Министр поддержал мою первую спонтанную реакцию в беседе с Геншером по этому вопросу. Активно требовал ликвидации немецких «Першинг-1 А» и наш Генштаб. В августе 1987 года Шеварднадзе отправил меня с личным посланием к Геншеру, который в тот момент проводил отпуск на вилле своих друзей в районе Ниццы. Мы проговорили несколько часов, причем должен отметить, что. Геншер подошел к этому делу с весьма конструктивных позиций. И он был абсолютно прав. ФРГ было никак не с руки становиться препятствием на пути к достижению крупнейшего в истории разоружения решения о ликвидации целого класса ядерных ракет. Он, правда, ничего прямо не пообещал, но просил передать Шеварднадзе, чтобы тот приготовил самый изысканный обед к предстоящей их встрече на сессии Генассамблеи в Нью-Йорке. Было ясно, что Геншер считал предопределенным положительное решение этого достаточно деликатного вопроса правительством ФРГ.
Другим исключением из моего «воздержания» от дальнейших занятий разоружением были мои поездки в Прагу и Будапешт осенью 1990 года. Тогда перед окончательной договоренностью о сокращении обычных вооружений в Вене надо было разделить между странами Варшавского договора причитавшуюся им по соглашениям квоту вооружений по танкам, артиллерии, самолетам, ударным вертолетам, БМП, определить, у кого сколько будет таких вооружений в боевых частях и на складском хранении, учесть ограничения для вооружений, размещавшихся на флангах. В основу дележа должны были быть положены договоренности, достигнутые незадолго до этого во время встречи Шеварднадзе с Бейкером в США. Их законность, однако, оспаривал Генштаб. Военные полагали, что наш министр действовал в превышение полномочий. Сопровождавшие министра в этой поездке наши ведущие разоруженцы попрятались по углам — одни заболели, другие делали вид, что вообще не знают, о чем договорился наш министр с Бейкером, но все дружно утверждали, что договариваться с союзниками надо Квицинскому, так как он отвечает за дела в Варшавском договоре. После этого я должен был принять участие в достаточно неприятных разговорах с союзниками. Добавьте к этому, что наши военные имели указание своего начальства договоренности Шеварднадзе игнорировать. В конце концов мы вместе с заместителем начальника Генштаба Б. А. Омеличевым подписали соответствующий протокол, утвержденный впоследствии Кабинетом министров СССР.

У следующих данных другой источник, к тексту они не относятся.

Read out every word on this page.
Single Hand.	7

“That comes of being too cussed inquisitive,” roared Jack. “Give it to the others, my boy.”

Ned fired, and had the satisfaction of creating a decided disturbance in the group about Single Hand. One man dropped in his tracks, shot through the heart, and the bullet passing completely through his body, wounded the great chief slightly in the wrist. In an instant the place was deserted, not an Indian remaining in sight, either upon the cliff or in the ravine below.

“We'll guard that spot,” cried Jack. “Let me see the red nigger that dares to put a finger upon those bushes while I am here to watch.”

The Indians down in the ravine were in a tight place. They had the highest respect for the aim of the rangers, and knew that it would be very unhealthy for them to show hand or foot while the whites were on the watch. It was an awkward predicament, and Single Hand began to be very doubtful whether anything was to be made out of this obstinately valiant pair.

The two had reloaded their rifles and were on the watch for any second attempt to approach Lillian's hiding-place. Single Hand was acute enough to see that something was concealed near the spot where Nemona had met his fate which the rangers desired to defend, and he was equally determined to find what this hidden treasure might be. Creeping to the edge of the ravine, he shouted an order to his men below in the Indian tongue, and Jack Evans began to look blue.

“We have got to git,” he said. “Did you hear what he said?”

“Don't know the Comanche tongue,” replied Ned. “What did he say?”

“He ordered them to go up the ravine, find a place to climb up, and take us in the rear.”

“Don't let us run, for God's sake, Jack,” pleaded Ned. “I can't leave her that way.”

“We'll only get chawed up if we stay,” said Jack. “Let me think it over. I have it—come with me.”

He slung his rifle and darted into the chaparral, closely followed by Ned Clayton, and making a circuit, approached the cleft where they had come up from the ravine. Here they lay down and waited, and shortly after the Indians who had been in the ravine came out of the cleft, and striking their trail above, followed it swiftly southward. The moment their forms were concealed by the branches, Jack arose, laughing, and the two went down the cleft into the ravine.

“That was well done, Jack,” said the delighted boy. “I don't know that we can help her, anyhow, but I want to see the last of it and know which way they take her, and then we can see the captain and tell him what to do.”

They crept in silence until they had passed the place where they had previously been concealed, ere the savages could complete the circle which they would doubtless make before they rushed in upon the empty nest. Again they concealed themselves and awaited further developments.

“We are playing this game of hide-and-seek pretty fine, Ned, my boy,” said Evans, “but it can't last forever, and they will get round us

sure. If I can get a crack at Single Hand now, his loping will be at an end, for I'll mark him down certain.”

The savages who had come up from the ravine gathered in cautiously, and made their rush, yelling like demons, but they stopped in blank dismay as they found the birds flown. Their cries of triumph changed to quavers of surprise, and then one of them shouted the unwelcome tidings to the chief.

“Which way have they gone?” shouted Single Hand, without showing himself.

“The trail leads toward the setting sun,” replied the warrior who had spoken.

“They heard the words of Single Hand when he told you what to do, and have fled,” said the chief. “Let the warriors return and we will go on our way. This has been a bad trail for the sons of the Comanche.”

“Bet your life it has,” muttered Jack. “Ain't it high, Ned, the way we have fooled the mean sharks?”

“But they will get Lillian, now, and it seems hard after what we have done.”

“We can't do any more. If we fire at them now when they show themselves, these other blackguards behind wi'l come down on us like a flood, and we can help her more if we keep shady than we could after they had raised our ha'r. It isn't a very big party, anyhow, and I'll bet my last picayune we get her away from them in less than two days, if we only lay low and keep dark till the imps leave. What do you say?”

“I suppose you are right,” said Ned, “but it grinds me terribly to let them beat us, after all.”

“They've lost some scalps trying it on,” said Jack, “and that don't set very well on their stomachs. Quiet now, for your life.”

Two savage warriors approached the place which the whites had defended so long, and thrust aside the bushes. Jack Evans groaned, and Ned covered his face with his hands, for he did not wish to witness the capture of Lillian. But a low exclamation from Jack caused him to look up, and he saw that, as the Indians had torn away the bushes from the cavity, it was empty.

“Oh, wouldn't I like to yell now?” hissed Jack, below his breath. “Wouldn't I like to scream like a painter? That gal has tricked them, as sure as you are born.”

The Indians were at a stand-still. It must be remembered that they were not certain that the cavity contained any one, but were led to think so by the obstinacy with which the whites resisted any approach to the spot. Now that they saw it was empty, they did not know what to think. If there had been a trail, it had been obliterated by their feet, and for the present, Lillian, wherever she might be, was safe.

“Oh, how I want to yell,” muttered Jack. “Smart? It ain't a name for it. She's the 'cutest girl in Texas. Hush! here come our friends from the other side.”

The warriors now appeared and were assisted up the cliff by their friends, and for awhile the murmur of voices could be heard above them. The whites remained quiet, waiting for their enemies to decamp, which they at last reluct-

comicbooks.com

Что же дала, однако, Женева в гот период, когда мне довелось быть там участником переговоров? Вопрос этот надо задать, гак как за те годы там ничего не было подписано. Если говорить по большому счету, действительных переговоров там не велось, вместо переговоров был обмен аргументами. Конечно, временами возникали предпосылки для договоренности. Когда участники переговоров годами ищут решения, варианты таких решений не могут не рождаться. Я постарался рассказать об этом и показать, как это происходило, на примерах бесед с Нитце и Кампельманом. Но ситуация в советско-американских отношениях была в тот период такова, что эти возможности не просто оставались невостребованными, но и активно отвергались то Москвой, то Вашингтоном, то обоими вместе. Перелом стал возможен только после решительных перемен в политике Советского Союза. Перемены в позиции США, во всяком случае сколько-нибудь сопоставимой с нашей, так и не было.
Значило ли это, что переговоры были бессмысленными? Думаю, что нет. Такие переговоры важны: партнеры-противники остаются все время в тесной сцепке друг с другом, чувствуют настроения, намерения, логику поведения другой стороны по вопросам, от которых зависит благополучие и само существование их народов. Не будь этого постоянного контакта, кто знает, чем бы закончилось до предела обострившееся в тот период противостояние СССР и США.
Берусь утверждать также, что спор о ракетах средней дальности, драматический разрыв переговоров в Женеве в 1983 году, страсти, разгоревшиеся вокруг вопроса о смысле дальнейшей гонки вооружений, привели к глубоким политическим переменам в Европе и во всем мире. Согласие внутри противостоящих друг другу группировок подверглось сокрушительной эрозии, за борт полетели многие казавшиеся ранее непререкаемыми истины, появился тезис о необходимости нового политического мышления, внешняя политика выплеснулась из тиши министерских кабинетов и генеральных штабов на улицу. После разрыва женевских переговоров мудрая «Нойе Цюрхер Цайтунг» написала в одной из своих передовых статей, что мы еще пока не в состоянии оценить, все последствия случившегося для дальнейшего развития обстановки в Европе и в мире. Газета, правда, беспокоилась о состоянии прежде всего западного мира, но наиболее разительные перемены, как оказалось, назревали у нас.